Question

Let $\alpha ,\beta ,\gamma$ are positive numbers and $\frac{\log \alpha }{(3x-5y-z)}=\frac{\log \beta }{(x+8z)}=\frac{\log \gamma }{(y-3z-x)}$ (wherever defined).
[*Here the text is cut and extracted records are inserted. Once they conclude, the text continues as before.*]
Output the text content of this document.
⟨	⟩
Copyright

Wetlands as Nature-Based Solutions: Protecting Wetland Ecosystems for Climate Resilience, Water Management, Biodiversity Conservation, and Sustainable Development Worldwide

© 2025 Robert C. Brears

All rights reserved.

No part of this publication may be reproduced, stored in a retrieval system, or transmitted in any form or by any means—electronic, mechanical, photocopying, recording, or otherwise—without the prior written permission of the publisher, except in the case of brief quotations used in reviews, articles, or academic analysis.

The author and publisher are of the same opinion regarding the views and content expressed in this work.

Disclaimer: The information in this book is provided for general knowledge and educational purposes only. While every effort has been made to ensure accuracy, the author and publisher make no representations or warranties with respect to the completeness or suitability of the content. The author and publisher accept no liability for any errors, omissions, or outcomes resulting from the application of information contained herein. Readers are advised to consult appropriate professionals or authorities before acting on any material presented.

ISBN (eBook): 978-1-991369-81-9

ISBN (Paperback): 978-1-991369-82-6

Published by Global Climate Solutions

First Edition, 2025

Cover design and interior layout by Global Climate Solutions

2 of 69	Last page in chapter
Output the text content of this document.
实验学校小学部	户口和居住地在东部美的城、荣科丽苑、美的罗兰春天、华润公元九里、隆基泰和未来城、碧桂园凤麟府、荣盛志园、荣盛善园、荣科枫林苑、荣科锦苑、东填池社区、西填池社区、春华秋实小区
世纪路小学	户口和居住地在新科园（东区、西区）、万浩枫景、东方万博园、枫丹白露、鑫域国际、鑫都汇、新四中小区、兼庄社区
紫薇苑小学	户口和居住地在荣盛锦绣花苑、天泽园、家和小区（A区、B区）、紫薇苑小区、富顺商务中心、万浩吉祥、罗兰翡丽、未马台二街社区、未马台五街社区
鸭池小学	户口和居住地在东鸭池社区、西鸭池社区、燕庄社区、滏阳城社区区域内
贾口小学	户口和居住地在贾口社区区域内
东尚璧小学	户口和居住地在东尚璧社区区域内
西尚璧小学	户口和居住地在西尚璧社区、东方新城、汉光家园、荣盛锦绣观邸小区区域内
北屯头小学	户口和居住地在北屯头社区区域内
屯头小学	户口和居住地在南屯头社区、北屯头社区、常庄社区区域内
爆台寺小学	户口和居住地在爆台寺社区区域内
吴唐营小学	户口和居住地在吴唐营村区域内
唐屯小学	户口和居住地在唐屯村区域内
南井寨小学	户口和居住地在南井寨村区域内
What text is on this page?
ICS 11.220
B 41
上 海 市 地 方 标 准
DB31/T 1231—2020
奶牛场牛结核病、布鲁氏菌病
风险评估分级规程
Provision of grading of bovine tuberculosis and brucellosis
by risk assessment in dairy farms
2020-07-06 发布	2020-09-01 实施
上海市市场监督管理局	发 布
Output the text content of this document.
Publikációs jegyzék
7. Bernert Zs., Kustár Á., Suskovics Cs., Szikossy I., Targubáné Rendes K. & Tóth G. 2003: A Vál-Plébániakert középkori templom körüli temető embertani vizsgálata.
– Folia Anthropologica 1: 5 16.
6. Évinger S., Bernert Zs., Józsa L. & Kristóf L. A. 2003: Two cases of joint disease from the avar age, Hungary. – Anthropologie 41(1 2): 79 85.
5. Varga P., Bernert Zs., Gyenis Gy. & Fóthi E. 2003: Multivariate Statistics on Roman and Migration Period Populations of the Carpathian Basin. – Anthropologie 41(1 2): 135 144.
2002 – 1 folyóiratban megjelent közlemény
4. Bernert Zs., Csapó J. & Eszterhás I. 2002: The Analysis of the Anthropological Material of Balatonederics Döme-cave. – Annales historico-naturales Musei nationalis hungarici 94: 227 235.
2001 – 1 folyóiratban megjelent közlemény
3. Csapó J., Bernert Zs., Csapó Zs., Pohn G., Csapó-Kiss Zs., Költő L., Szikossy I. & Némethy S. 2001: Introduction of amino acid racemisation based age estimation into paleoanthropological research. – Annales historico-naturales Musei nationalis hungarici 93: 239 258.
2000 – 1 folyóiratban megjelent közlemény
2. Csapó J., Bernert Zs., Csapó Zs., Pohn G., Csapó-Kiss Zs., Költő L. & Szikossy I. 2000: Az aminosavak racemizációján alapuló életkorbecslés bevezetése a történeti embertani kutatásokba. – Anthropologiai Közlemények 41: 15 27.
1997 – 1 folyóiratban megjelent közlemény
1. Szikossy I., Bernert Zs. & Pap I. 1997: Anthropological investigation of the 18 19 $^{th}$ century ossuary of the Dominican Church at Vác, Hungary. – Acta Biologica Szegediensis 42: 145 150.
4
If ${\log }_{\alpha }a=2,{\log }_{2\beta }2b=4$ and ${\log }_{4{\gamma }^2}16c=5$ $(a,b,c>0)$, then value of $\left(\frac{a}{8}\right)\left(\frac{b}{4}\right)\left(\frac{c}{2}\right)$ is equal to

Answer 1

Given $\frac{\log \alpha }{(3x-5y-z)}=\frac{\log \beta }{(x+8z)}=\frac{\log \gamma }{(y-3z-x)}$
$\frac{\lambda \log \alpha }{\lambda (3x-5y-z)}=\frac{2\lambda \log \beta }{2\lambda (x+8z)}=\frac{5\lambda \log \gamma }{5\lambda (y-3z-x)}=k$
On comparing we get,
$\log {\alpha }^{\lambda }=k\lambda (3x-5y-z)$...(1)
$\log {\beta }^{2\lambda }=2k\lambda (x+8z)$ ....(2)
$\log {\gamma }^{5\lambda }=5k\lambda (y-3z-x)$ ....(3)
Adding (1),(2), (3), we get
$\log {\alpha }^{\lambda }+\log {\beta }^{2\lambda }+\log {\gamma }^{5\lambda }=k\left[\lambda \right(3x-5y-z)+2\lambda (x+8z)+5\lambda (y-3z-x)$
$\Rightarrow \log ({\alpha }^{\lambda }\cdot {\beta }^{2\lambda }\cdot {\gamma }^{5\lambda })=0$
$\Rightarrow (\alpha {\beta }^2{\gamma }^5{)}^{\lambda }=1$
Now, given ${\log }_{\alpha }a=2$
$\Rightarrow a={\alpha }^2$
Also given, ${\log }_{2\beta }2b=4$
$\Rightarrow 2b=2^4{\beta }^4$
Also given ${\log }_{4{\gamma }^2}16c=5$
$\Rightarrow 16c=(4{\gamma }^2{)}^5$
Now, consider $\left(\frac{a}{8}\right)\left(\frac{b}{4}\right)\left(\frac{c}{2}\right)$
$=2^3(\alpha {\beta }^2{\gamma }^5{)}^2=8$